¡Ay de mí, madre mía!
¿Por qué me engendraste
para que fuera objeto de pleitos y discordias
en todo el país?
A nadie debo dinero, ni me lo deben a mí,
y sin embargo, todos me maldicen.
Siempre que oí tus palabras, Señor,
las acepté con gusto;
tus palabras eran mi gozo
y la alegría de mi corazón,
porque yo defendía tu causa,
Señor, Dios de los ejércitos.
No me senté a reír con los que se divertían;
forzado por tu mano, me sentaba aparte,
porque me habías contagiado con tu propia ira.

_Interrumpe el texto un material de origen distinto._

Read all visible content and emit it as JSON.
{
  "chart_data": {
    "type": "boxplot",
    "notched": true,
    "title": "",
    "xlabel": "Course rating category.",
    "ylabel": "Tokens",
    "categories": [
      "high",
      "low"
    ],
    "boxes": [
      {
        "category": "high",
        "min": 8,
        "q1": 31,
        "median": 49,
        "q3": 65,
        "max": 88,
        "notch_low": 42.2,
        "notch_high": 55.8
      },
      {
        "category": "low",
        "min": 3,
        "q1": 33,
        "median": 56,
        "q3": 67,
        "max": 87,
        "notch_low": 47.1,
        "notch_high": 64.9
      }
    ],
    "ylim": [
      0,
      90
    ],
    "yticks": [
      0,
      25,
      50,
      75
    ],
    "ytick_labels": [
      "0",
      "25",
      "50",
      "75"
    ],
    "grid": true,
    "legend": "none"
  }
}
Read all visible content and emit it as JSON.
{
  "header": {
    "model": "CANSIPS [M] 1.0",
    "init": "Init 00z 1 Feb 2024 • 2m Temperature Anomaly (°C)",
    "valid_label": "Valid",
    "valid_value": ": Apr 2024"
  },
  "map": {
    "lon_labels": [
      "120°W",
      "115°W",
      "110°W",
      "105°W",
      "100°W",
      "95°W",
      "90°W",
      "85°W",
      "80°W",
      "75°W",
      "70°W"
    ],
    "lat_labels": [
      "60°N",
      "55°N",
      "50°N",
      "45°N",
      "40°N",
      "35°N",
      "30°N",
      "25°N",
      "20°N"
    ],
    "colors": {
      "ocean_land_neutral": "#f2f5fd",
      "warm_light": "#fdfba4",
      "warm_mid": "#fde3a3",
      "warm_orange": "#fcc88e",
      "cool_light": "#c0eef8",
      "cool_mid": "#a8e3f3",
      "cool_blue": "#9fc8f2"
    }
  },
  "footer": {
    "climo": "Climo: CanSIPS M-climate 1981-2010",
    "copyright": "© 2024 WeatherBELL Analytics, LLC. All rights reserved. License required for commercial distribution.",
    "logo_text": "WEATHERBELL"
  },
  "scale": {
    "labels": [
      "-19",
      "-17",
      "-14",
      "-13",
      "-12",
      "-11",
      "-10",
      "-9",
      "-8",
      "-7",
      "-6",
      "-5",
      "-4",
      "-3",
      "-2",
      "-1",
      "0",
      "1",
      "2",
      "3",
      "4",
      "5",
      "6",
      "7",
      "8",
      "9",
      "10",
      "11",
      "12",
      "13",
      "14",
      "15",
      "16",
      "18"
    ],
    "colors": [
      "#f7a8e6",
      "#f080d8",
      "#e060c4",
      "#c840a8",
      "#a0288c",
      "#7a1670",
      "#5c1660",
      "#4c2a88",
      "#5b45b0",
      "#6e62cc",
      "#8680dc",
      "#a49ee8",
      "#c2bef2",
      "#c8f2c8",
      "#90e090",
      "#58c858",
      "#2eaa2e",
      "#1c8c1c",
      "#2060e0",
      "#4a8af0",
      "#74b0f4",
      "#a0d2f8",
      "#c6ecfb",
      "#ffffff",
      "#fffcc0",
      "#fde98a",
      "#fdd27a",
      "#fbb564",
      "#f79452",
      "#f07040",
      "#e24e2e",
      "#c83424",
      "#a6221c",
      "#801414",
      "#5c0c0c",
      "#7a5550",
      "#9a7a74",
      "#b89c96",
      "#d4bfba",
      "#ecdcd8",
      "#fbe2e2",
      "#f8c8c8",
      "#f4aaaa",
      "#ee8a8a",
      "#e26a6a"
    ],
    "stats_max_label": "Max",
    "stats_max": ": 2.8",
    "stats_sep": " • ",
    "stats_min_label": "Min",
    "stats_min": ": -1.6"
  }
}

¿Por qué mi dolor no acaba nunca
y mi herida se ha vuelto incurable?
¿Acaso te has convertido para mí, Señor,
en espejismo de aguas que no existen?
Entonces el Señor me respondió:
“Si te vuelves a mí, yo haré que cambies de actitud,
y seguirás a mi servicio;
si separas el metal precioso de la escoria,
seguirás siendo mi profeta.
Ellos cambiarán de actitud para contigo
y no tú para con ellos.
Yo te convertiré frente a este pueblo
en una poderosa muralla de bronce:
lucharán contra ti, pero no podrán contigo,
porque yo estaré a tu lado para librarte y defenderte,
dice el Señor.
Te libraré de las manos de los perversos,
te rescataré de las manos de los poderosos”.